Source code in src/climate_data/aggregate/hierarchy.py
utils
aggregate_climate_to_hierarchy(data: pd.DataFrame, hierarchy: pd.DataFrame) -> pd.DataFrame
Create all aggregate climate values for a given hierarchy from most-detailed data.
Parameters
data The most-detailed climate data to aggregate. hierarchy The hierarchy to aggregate the data to.
Returns
pd.DataFrame The climate data with values for all levels of the hierarchy.
Source code in src/climate_data/aggregate/utils.py
build_bounds_map(raster_template: rt.RasterArray, shape_values: list[tuple[Polygon | MultiPolygon, int]]) -> dict[int, tuple[slice, slice]]
Build a map of location IDs to buffered slices of the raster template.
Parameters
raster_template The raster template to build the bounds map for. shape_values A list of tuples where the first element is a shapely Polygon or MultiPolygon in the CRS of the raster template and the second element is the location ID of the shape.
Returns
dict[int, tuple[slice, slice]] A dictionary mapping location IDs to a tuple of slices representing the bounds of the location in the raster template.

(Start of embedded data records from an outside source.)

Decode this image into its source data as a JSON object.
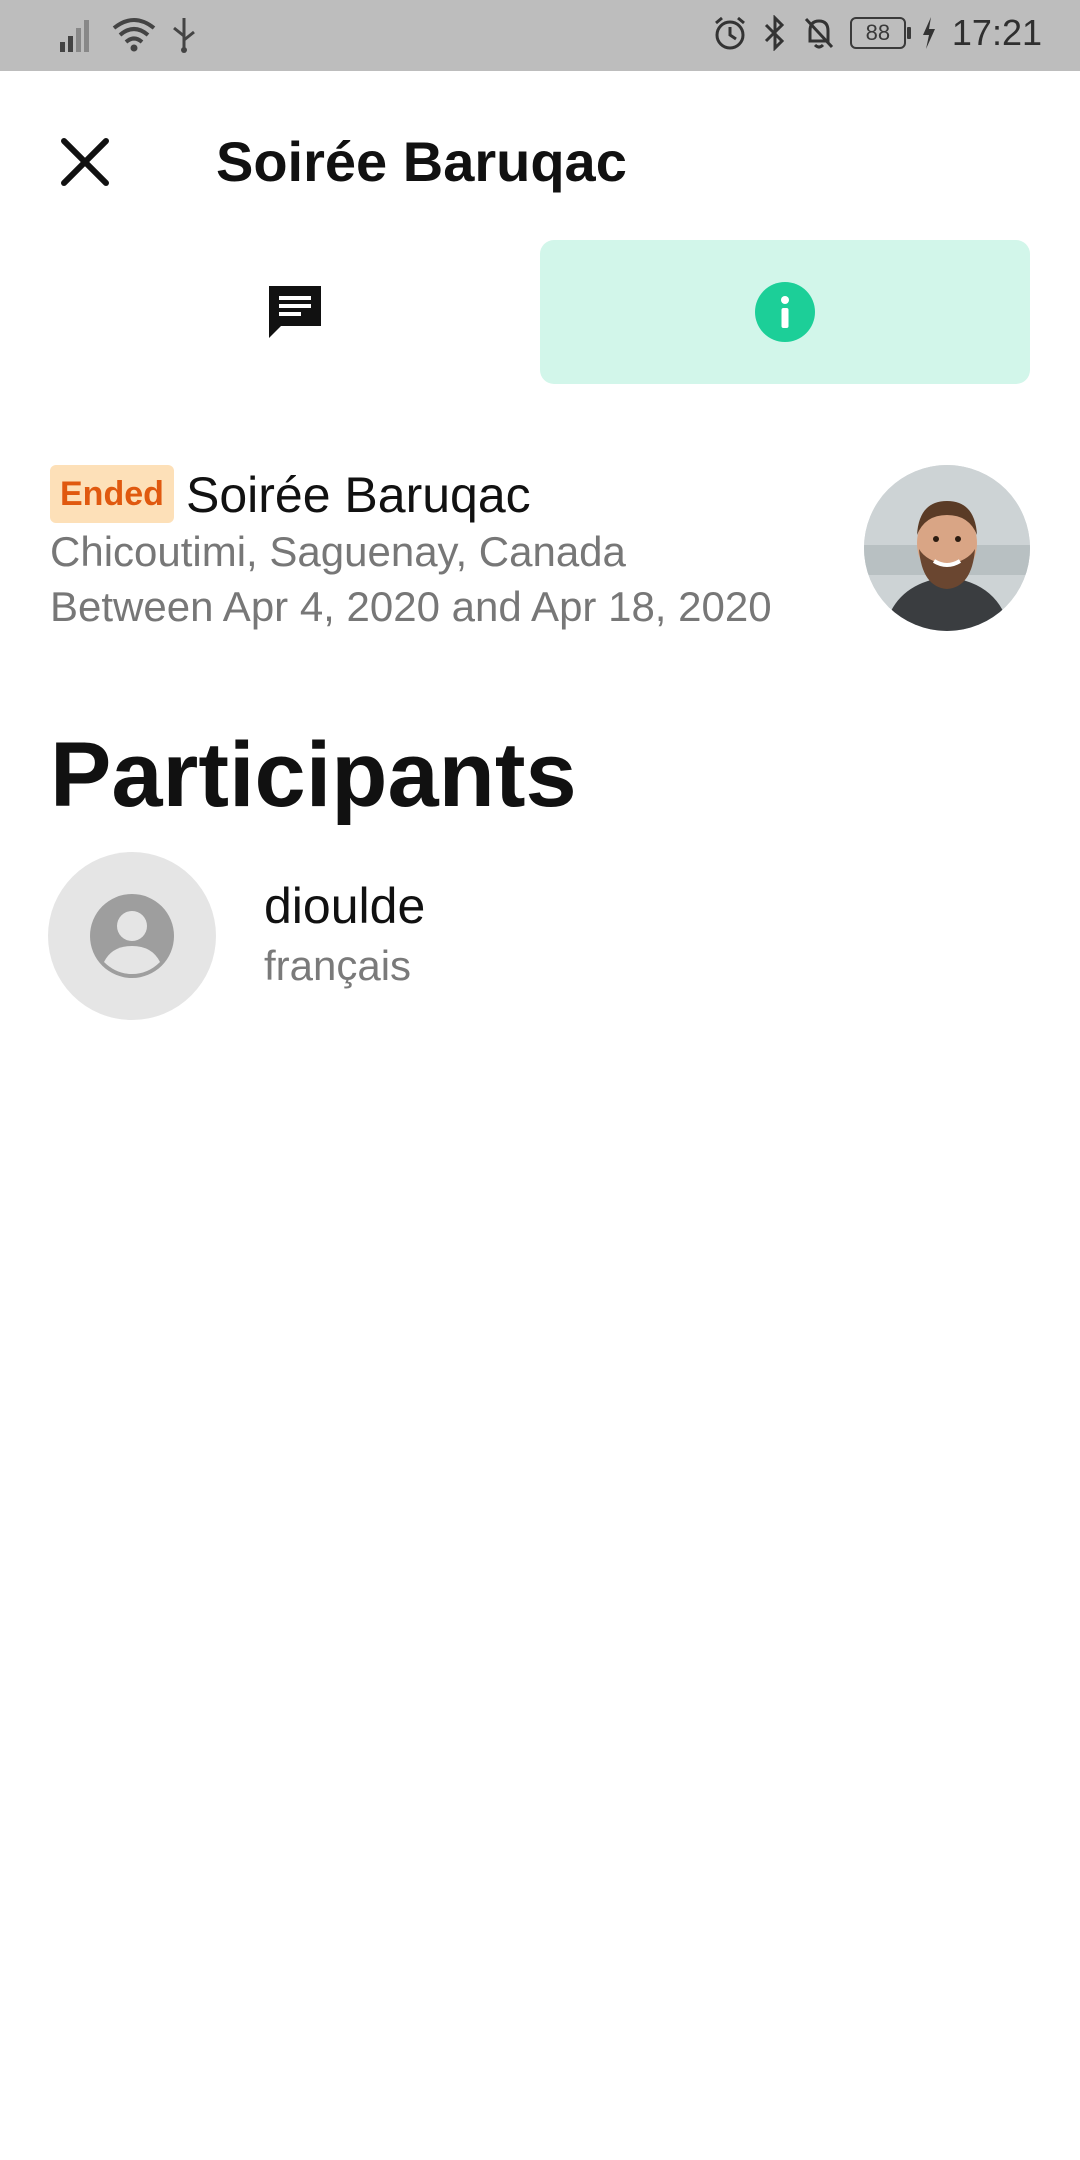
{
  "status_bar": {
    "icons": [
      "signal-icon",
      "wifi-icon",
      "usb-icon",
      "alarm-icon",
      "bluetooth-icon",
      "bell-off-icon",
      "battery-icon",
      "charging-icon"
    ],
    "battery": "88",
    "time": "17:21"
  },
  "header": {
    "close_icon": "close-icon",
    "title": "Soirée Baruqac"
  },
  "tabs": [
    {
      "icon": "chat-icon",
      "selected": false
    },
    {
      "icon": "info-icon",
      "selected": true
    }
  ],
  "event": {
    "status": "Ended",
    "name": "Soirée Baruqac",
    "location": "Chicoutimi, Saguenay, Canada",
    "dates": "Between Apr 4, 2020 and Apr 18, 2020"
  },
  "participants": {
    "title": "Participants",
    "items": [
      {
        "name": "dioulde",
        "language": "français"
      }
    ]
  },
  "colors": {
    "accent": "#1ccf98",
    "tab_selected_bg": "#d2f6ea",
    "badge_bg": "#fde0b8",
    "badge_text": "#e0590f",
    "status_bar_bg": "#bdbdbd"
  }
}
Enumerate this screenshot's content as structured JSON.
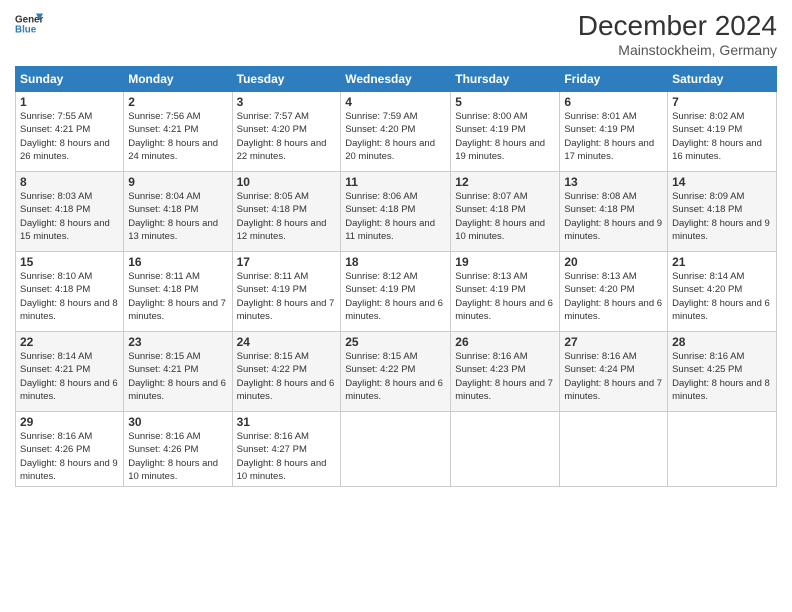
{
  "header": {
    "logo_line1": "General",
    "logo_line2": "Blue",
    "month": "December 2024",
    "location": "Mainstockheim, Germany"
  },
  "days_of_week": [
    "Sunday",
    "Monday",
    "Tuesday",
    "Wednesday",
    "Thursday",
    "Friday",
    "Saturday"
  ],
  "weeks": [
    [
      {
        "day": "1",
        "sunrise": "Sunrise: 7:55 AM",
        "sunset": "Sunset: 4:21 PM",
        "daylight": "Daylight: 8 hours and 26 minutes."
      },
      {
        "day": "2",
        "sunrise": "Sunrise: 7:56 AM",
        "sunset": "Sunset: 4:21 PM",
        "daylight": "Daylight: 8 hours and 24 minutes."
      },
      {
        "day": "3",
        "sunrise": "Sunrise: 7:57 AM",
        "sunset": "Sunset: 4:20 PM",
        "daylight": "Daylight: 8 hours and 22 minutes."
      },
      {
        "day": "4",
        "sunrise": "Sunrise: 7:59 AM",
        "sunset": "Sunset: 4:20 PM",
        "daylight": "Daylight: 8 hours and 20 minutes."
      },
      {
        "day": "5",
        "sunrise": "Sunrise: 8:00 AM",
        "sunset": "Sunset: 4:19 PM",
        "daylight": "Daylight: 8 hours and 19 minutes."
      },
      {
        "day": "6",
        "sunrise": "Sunrise: 8:01 AM",
        "sunset": "Sunset: 4:19 PM",
        "daylight": "Daylight: 8 hours and 17 minutes."
      },
      {
        "day": "7",
        "sunrise": "Sunrise: 8:02 AM",
        "sunset": "Sunset: 4:19 PM",
        "daylight": "Daylight: 8 hours and 16 minutes."
      }
    ],
    [
      {
        "day": "8",
        "sunrise": "Sunrise: 8:03 AM",
        "sunset": "Sunset: 4:18 PM",
        "daylight": "Daylight: 8 hours and 15 minutes."
      },
      {
        "day": "9",
        "sunrise": "Sunrise: 8:04 AM",
        "sunset": "Sunset: 4:18 PM",
        "daylight": "Daylight: 8 hours and 13 minutes."
      },
      {
        "day": "10",
        "sunrise": "Sunrise: 8:05 AM",
        "sunset": "Sunset: 4:18 PM",
        "daylight": "Daylight: 8 hours and 12 minutes."
      },
      {
        "day": "11",
        "sunrise": "Sunrise: 8:06 AM",
        "sunset": "Sunset: 4:18 PM",
        "daylight": "Daylight: 8 hours and 11 minutes."
      },
      {
        "day": "12",
        "sunrise": "Sunrise: 8:07 AM",
        "sunset": "Sunset: 4:18 PM",
        "daylight": "Daylight: 8 hours and 10 minutes."
      },
      {
        "day": "13",
        "sunrise": "Sunrise: 8:08 AM",
        "sunset": "Sunset: 4:18 PM",
        "daylight": "Daylight: 8 hours and 9 minutes."
      },
      {
        "day": "14",
        "sunrise": "Sunrise: 8:09 AM",
        "sunset": "Sunset: 4:18 PM",
        "daylight": "Daylight: 8 hours and 9 minutes."
      }
    ],
    [
      {
        "day": "15",
        "sunrise": "Sunrise: 8:10 AM",
        "sunset": "Sunset: 4:18 PM",
        "daylight": "Daylight: 8 hours and 8 minutes."
      },
      {
        "day": "16",
        "sunrise": "Sunrise: 8:11 AM",
        "sunset": "Sunset: 4:18 PM",
        "daylight": "Daylight: 8 hours and 7 minutes."
      },
      {
        "day": "17",
        "sunrise": "Sunrise: 8:11 AM",
        "sunset": "Sunset: 4:19 PM",
        "daylight": "Daylight: 8 hours and 7 minutes."
      },
      {
        "day": "18",
        "sunrise": "Sunrise: 8:12 AM",
        "sunset": "Sunset: 4:19 PM",
        "daylight": "Daylight: 8 hours and 6 minutes."
      },
      {
        "day": "19",
        "sunrise": "Sunrise: 8:13 AM",
        "sunset": "Sunset: 4:19 PM",
        "daylight": "Daylight: 8 hours and 6 minutes."
      },
      {
        "day": "20",
        "sunrise": "Sunrise: 8:13 AM",
        "sunset": "Sunset: 4:20 PM",
        "daylight": "Daylight: 8 hours and 6 minutes."
      },
      {
        "day": "21",
        "sunrise": "Sunrise: 8:14 AM",
        "sunset": "Sunset: 4:20 PM",
        "daylight": "Daylight: 8 hours and 6 minutes."
      }
    ],
    [
      {
        "day": "22",
        "sunrise": "Sunrise: 8:14 AM",
        "sunset": "Sunset: 4:21 PM",
        "daylight": "Daylight: 8 hours and 6 minutes."
      },
      {
        "day": "23",
        "sunrise": "Sunrise: 8:15 AM",
        "sunset": "Sunset: 4:21 PM",
        "daylight": "Daylight: 8 hours and 6 minutes."
      },
      {
        "day": "24",
        "sunrise": "Sunrise: 8:15 AM",
        "sunset": "Sunset: 4:22 PM",
        "daylight": "Daylight: 8 hours and 6 minutes."
      },
      {
        "day": "25",
        "sunrise": "Sunrise: 8:15 AM",
        "sunset": "Sunset: 4:22 PM",
        "daylight": "Daylight: 8 hours and 6 minutes."
      },
      {
        "day": "26",
        "sunrise": "Sunrise: 8:16 AM",
        "sunset": "Sunset: 4:23 PM",
        "daylight": "Daylight: 8 hours and 7 minutes."
      },
      {
        "day": "27",
        "sunrise": "Sunrise: 8:16 AM",
        "sunset": "Sunset: 4:24 PM",
        "daylight": "Daylight: 8 hours and 7 minutes."
      },
      {
        "day": "28",
        "sunrise": "Sunrise: 8:16 AM",
        "sunset": "Sunset: 4:25 PM",
        "daylight": "Daylight: 8 hours and 8 minutes."
      }
    ],
    [
      {
        "day": "29",
        "sunrise": "Sunrise: 8:16 AM",
        "sunset": "Sunset: 4:26 PM",
        "daylight": "Daylight: 8 hours and 9 minutes."
      },
      {
        "day": "30",
        "sunrise": "Sunrise: 8:16 AM",
        "sunset": "Sunset: 4:26 PM",
        "daylight": "Daylight: 8 hours and 10 minutes."
      },
      {
        "day": "31",
        "sunrise": "Sunrise: 8:16 AM",
        "sunset": "Sunset: 4:27 PM",
        "daylight": "Daylight: 8 hours and 10 minutes."
      },
      null,
      null,
      null,
      null
    ]
  ]
}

The slices are buffered by 10 pixels to ensure that the entire shape is included in the mask.
Source code in src/climate_data/aggregate/utils.py
build_location_masks(hierarchy: str, block_key: str, pm_data: PopulationModelData) -> tuple[dict[str, slice], dict[int, tuple[slice, slice, npt.NDArray[np.bool_]]]]

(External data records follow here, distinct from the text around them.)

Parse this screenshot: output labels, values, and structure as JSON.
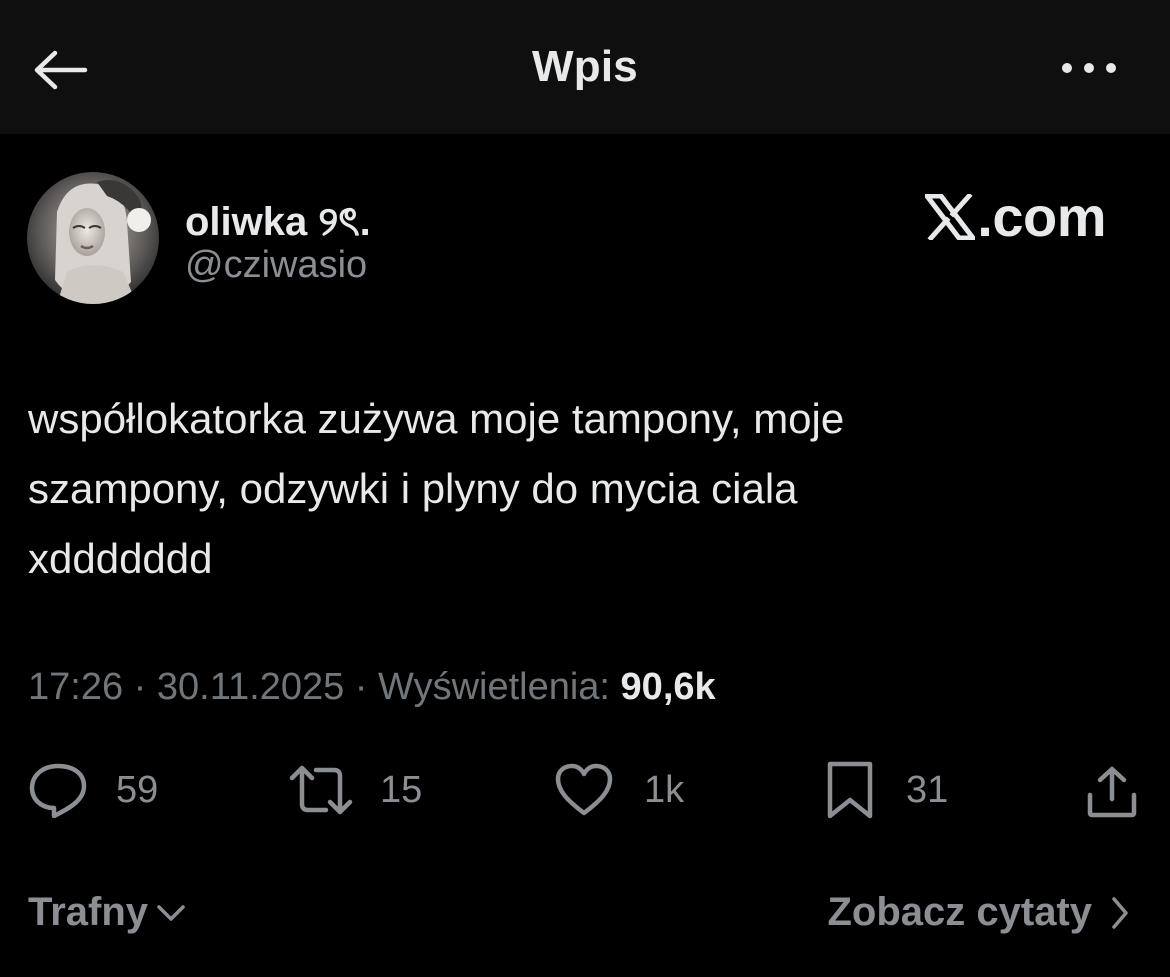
{
  "header": {
    "title": "Wpis",
    "back_icon": "arrow-left-icon",
    "more_icon": "more-horizontal-icon"
  },
  "author": {
    "display_name": "oliwka ୨ৎ.",
    "handle": "@cziwasio",
    "avatar_icon": "avatar-photo"
  },
  "watermark": {
    "suffix": ".com",
    "logo_icon": "x-logo-icon"
  },
  "tweet": {
    "lines": [
      "współlokatorka zużywa moje tampony, moje",
      "szampony, odzywki i plyny do mycia ciala",
      "xddddddd"
    ]
  },
  "meta": {
    "time": "17:26",
    "sep1": " · ",
    "date": "30.11.2025",
    "sep2": " · ",
    "views_label": "Wyświetlenia: ",
    "views_value": "90,6k"
  },
  "actions": {
    "replies": "59",
    "reposts": "15",
    "likes": "1k",
    "bookmarks": "31"
  },
  "footer": {
    "sort_label": "Trafny",
    "quotes_label": "Zobacz cytaty"
  },
  "colors": {
    "background": "#000000",
    "header_bg": "#0f0f10",
    "text_primary": "#e7e9ea",
    "text_secondary": "#71767b"
  }
}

Build location masks for each location in the hierarchy.
Parameters
hierarchy The name of the hierarchy to build location masks for. Must be one of of the keys of the HIERARCHY_MAP constant. pm_data PopulationModelData object to load the population model data.
Returns
tuple[dict[int, tuple[slice, slice]], npt.NDArray[np.uint32]] The first element is a dictionary mapping location IDs to a tuple of slices representing the bounds of the location in the mask. This is useful for subseting the mask and data arrays before processing as downstream operations scale with the number of pixels in the mask. The second element is the mask itself, a 2D array of uint32 values where each location ID is represented by a unique integer value.
Source code in src/climate_data/aggregate/utils.py
get_bbox(raster: rt.RasterArray, crs: str | None = None) -> shapely.Polygon
Get the bounding box of a raster array.
Parameters
raster The raster array to get the bounding box of. crs The CRS to return the bounding box in. If None, the bounding box is returned in the CRS of the raster.
Returns
shapely.Polybon The bounding box of the raster in the CRS specified by the crs parameter.